Une étude randomisée plus récente a porté sur 41
femmes infertiles et comparé l'HSG, l'hystérosonographie et l'hystéroscopie
ambulatoire (25). Il n'a été retrouvé aucune différence
significative en ce qui concerne l'évaluation de la cavité utérine.
Les scores douloureux de l'HSG et de l'hystéroscopie étaient significativement
plus élevés.
Pour certains elle permet de dépister certaines occlusions tubaires.
L'hystérosonographie apparaît donc comme un examen performant pour
l'évaluation initiale de la cavité utérine chez une femme
infertile. Sa technique est simple à réaliser et l'examen apparaît
moins douloureux.
Ce
qu'il faut retenir en pratique :
-ce mode d'imagerie, peu invasif, est performant pour l'évaluation de
la cavité utérine, du myomètre et des ovaires ;
-l'hystérosonographie améliore l'évaluation des pathologies
endo-cavitaires ;
-il doit être réalisé en première intention.
5-L'hystérographie
:
L'hystérographie
(HSG) garde toute sa valeur dans la mesure où on connaît ses limites,
la nécessaire rigueur de sa réalisation et ses risques, comme
pour toutes manuvres endo utérines. Elle fait toujours partie des
examens dits de base du bilan d'infertilité.
Elle
est réalisée en période pré ovulatoire et divers
temps (réplétion, évacuation…) sont réalisés
systématiquement.
Les
limites de l'HSG concernent essentiellement la partie proximale de la
trompe et les adhérences péri annexielles, expliquant pourquoi
les concordances entre cet examen radiologique ambulatoire et la clioscopie
varient de 55 à 81 % selon une analyse de la littérature (26).
Mais ces deux explorations sont opérateur dépendantes et les discordances
concernent essentiellement ces deux localisations des anomalies potentielles.
Enfin, il faut aussi admettre qu'aujourd'hui, probablement, moins de rigueur
est apportée tant à sa réalisation qu'à son interprétation
…C'est pourquoi, pour les occlusions tubaires distales, nous pensons que
cet examen garde toute sa valeur et doit être réalisé avant
d'envisager une coelioscopie ; en effet, il permet de vérifier la normalité
de la portion proximale et d'apprécier la présence de plis muqueux,
éléments déterminants pour la décision opératoire.
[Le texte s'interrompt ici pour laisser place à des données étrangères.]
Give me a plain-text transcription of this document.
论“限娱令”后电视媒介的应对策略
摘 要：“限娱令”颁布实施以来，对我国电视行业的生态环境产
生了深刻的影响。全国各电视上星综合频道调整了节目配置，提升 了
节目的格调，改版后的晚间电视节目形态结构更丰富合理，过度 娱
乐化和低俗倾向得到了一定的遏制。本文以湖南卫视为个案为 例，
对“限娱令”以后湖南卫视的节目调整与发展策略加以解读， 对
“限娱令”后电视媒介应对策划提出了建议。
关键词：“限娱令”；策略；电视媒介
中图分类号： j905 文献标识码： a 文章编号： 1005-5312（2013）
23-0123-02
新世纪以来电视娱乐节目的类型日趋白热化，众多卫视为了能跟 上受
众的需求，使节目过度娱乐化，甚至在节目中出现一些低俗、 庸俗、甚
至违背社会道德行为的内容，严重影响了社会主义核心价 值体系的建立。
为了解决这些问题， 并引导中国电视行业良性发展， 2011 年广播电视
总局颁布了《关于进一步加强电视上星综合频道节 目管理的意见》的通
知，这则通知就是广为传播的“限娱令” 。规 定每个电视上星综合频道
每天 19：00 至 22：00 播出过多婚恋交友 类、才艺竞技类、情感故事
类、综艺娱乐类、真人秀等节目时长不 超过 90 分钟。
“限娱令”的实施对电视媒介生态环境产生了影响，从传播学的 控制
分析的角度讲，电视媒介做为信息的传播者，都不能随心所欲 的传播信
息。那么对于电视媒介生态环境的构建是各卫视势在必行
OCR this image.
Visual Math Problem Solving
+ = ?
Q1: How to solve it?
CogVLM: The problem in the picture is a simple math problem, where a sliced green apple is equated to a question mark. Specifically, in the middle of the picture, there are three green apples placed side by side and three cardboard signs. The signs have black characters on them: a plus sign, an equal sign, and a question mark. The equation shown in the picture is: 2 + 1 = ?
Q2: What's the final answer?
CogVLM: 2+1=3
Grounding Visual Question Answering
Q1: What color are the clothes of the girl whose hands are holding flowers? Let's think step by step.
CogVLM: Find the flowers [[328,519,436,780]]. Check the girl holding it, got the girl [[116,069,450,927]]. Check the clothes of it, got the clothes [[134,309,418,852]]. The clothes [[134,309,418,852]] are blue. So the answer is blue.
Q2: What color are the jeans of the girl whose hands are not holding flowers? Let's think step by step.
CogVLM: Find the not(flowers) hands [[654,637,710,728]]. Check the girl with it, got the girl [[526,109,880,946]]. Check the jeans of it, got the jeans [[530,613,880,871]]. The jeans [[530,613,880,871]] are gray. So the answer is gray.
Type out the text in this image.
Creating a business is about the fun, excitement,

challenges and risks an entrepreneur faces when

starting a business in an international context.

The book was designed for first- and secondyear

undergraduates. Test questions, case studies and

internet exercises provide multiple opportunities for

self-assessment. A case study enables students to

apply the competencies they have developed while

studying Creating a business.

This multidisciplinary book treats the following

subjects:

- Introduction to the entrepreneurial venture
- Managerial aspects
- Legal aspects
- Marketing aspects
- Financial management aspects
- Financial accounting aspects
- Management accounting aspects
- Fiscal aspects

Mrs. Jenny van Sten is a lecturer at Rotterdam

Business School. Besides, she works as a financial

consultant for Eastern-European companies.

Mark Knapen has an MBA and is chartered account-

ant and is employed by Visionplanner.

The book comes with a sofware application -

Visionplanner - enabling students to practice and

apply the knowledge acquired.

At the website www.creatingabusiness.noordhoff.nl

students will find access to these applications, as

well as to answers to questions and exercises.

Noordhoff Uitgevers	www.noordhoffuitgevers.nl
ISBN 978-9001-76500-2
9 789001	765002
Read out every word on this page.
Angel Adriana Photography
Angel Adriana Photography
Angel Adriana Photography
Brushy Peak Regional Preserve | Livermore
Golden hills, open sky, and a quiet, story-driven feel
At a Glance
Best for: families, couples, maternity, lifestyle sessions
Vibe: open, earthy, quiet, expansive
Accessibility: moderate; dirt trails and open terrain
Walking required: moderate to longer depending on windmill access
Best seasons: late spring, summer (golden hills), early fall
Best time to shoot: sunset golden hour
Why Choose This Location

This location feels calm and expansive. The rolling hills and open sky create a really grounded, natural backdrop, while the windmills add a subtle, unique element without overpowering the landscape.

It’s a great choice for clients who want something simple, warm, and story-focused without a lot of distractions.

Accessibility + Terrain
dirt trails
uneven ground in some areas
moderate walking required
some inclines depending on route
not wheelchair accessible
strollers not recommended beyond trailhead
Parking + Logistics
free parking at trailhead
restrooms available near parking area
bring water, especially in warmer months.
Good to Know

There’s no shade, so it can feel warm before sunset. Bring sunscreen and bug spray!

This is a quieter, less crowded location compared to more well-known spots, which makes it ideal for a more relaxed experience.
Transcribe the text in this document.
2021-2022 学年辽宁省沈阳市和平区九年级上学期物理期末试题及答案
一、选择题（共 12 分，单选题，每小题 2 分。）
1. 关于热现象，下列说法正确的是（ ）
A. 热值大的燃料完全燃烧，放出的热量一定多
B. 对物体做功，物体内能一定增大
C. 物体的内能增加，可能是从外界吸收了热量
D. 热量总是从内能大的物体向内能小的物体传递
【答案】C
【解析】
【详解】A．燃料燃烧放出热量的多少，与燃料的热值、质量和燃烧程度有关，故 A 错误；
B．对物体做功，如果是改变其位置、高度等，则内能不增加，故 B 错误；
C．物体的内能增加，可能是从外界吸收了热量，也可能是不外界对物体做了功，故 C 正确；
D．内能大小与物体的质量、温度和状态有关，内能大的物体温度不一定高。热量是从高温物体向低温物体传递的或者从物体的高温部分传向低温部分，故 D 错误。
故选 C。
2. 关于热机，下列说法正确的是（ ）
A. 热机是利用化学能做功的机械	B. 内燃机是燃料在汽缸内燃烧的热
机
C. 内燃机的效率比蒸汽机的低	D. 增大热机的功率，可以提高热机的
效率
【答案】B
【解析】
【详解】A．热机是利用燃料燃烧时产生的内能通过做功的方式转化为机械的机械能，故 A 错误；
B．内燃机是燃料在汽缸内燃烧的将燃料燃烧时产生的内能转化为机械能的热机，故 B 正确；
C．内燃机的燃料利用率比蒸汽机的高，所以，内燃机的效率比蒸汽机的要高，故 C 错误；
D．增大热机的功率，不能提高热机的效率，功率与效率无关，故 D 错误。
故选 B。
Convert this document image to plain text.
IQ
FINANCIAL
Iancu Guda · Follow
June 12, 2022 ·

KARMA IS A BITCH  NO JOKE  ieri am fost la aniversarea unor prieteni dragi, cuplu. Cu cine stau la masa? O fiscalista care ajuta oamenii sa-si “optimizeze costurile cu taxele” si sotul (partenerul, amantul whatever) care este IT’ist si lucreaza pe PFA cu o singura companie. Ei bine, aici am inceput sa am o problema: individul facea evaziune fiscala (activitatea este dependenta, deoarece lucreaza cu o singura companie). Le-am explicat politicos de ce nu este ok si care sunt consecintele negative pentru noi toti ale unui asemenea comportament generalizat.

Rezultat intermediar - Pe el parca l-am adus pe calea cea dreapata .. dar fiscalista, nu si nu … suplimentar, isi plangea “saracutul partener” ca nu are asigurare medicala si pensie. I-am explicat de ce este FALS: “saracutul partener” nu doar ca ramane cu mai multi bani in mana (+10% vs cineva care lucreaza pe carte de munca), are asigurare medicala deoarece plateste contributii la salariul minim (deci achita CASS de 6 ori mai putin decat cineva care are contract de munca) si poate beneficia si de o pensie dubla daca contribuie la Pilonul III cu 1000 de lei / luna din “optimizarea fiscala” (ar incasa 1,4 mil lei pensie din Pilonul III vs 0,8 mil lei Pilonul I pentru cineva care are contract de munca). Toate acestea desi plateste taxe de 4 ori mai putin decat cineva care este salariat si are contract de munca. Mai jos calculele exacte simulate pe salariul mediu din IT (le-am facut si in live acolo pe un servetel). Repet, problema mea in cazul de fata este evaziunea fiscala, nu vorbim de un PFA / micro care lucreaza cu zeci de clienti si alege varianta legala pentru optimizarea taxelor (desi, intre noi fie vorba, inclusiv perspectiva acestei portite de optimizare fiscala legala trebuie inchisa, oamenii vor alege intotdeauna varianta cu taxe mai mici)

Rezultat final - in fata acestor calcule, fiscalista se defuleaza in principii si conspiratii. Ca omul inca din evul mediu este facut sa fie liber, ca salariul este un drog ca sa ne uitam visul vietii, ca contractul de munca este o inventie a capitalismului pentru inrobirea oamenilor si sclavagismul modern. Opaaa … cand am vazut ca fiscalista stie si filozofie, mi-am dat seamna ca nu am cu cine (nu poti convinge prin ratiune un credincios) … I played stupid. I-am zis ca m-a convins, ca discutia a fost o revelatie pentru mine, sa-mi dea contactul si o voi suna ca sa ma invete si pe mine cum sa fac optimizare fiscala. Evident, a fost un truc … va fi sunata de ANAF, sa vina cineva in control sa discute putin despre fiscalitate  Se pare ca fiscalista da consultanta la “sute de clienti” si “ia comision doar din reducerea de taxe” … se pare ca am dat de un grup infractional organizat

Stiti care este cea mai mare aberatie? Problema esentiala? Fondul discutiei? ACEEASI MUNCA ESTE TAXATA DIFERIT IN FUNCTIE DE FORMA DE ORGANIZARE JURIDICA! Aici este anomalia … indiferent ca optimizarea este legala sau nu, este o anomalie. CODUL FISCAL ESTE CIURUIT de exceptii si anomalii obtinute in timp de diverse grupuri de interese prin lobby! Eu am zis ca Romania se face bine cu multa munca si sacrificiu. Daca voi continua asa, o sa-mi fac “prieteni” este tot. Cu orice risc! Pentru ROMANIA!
À l'inverse, en cas d'altération bifocale ou de lésions
sévères de l'ampoule tubaire, une solution non chirurgicale peut,
dans certains cas, être envisagée d'emblée.
Une
méta analyse, portant sur 4179 patientes issues de 20 séries publiées,
montre qu'en prenant les données de la coelioscopie comme référence,
l'HSG a une sensibilité de 65 % et une spécificité de 83
% pour le diagnostic des lésions tubaires (27).
Une
étude multicentrique plus récente, portant sur 794 femmes ayant
eu à la fois une HSG et une coelioscopie, retrouve une sensibilité
de 81 % et une spécificité de 75 % pour
l'HSG quand les anomalies tubaires identifiées lors de la coelioscopie
sont prises comme référence (28). Cette étude montre aussi
que quand l'HSG est considérée comme normale, 5 % des patientes
ont quand même une occlusion tubaire bilatérale à la coelioscopie.
Les
risques de l'HSG sont essentiellement infectieux et surviennent dans
environ 0,5 à 2,9 % des cas. La présence d'une sérologie
à chlamydia positive et surtout celle d'un hydrosalpinx augmentent fortement
les risques ; dans ces cas-là, une antibioprophyllaxie nous paraît
être une indispensable précaution.
Ce
qu'il faut retenir, en pratique :
-si la sérologie à chlamydia trachomatis est positive, il faut
prescrire une antibioprophyllaxie systématique pour sa réalisation
;
- sa sensibilité varie de 65 à 81 % et sa spécificité
de 75 à 83 % ;
-quand l'HSG montre une anomalie, dans 70 % des cas, la coelioscopie se révèle
normale;
-quand L'HSG est normale, la coelioscopie ne trouve une anomalie que dans 4
% des cas.
-cet examen est donc indiqué immédiatement en cas de facteur de
risque ou d'anomalie à l'examen clinique ;
-il peut être différé dans les autres cas et réalisé
plus ou moins rapidement en fonction de l'âge et de la durée de
l'infertilité ;
-elle doit bien sûr être réalisé avant d'entreprendre
un traitement inducteur de l'ovulation.
6-L'hystéroscopie
:
L'hystéroscopie
est l'examen de référence en matière d'exploration de la
cavité utérine. Elle est seule capable de visualiser certaines
lésions endométriales non exhubérantes, comme les endométrites
ou les états dystrophiques. Elle permet aussi d'observer les ostiums
tubaires et le canal endocervical. Enfin, elle permet de réaliser divers
gestes opératoires sous contrôle visuel (biopsie dirigée,
cure de synéchies, ablation de polype, résection de myome……).
Au
plan technique, la miniaturisation des optiques rigides ou l'utilisation d'hystéroscope
flexible de petit calibre ont permis de réaliser cet examen sous anesthésie
locale de manière ambulatoire. Actuellement, il existe une tendance pour
recommander le sérum physiologique, plutôt que le CO2. Une étude
comparant le milieu de distension, dans trois groupes de patientes (stérilité
primaire, stérilité secondaire et réperméabilisation
d'une stérilisation), est intéressante. Aucune différence
sur l'incidence des anomalies observées n'est retrouvée entre
les trois groupes ; les incidences varient aussi selon le milieu de distension
utilisée et sont respectivement pour le Dextran et le CO2 et les 3 groupes
de 29 %, 41 % et 33 % et 7,2 %, 11 % et 6 % (29).
Une
étude récente, portant sur 106 femmes pré ménopausiques,
a comparé les performances diagnostiques de l'échographie vaginale,
de l'hystérosonographie, de l'IRM et de l'hystéroscopie (30).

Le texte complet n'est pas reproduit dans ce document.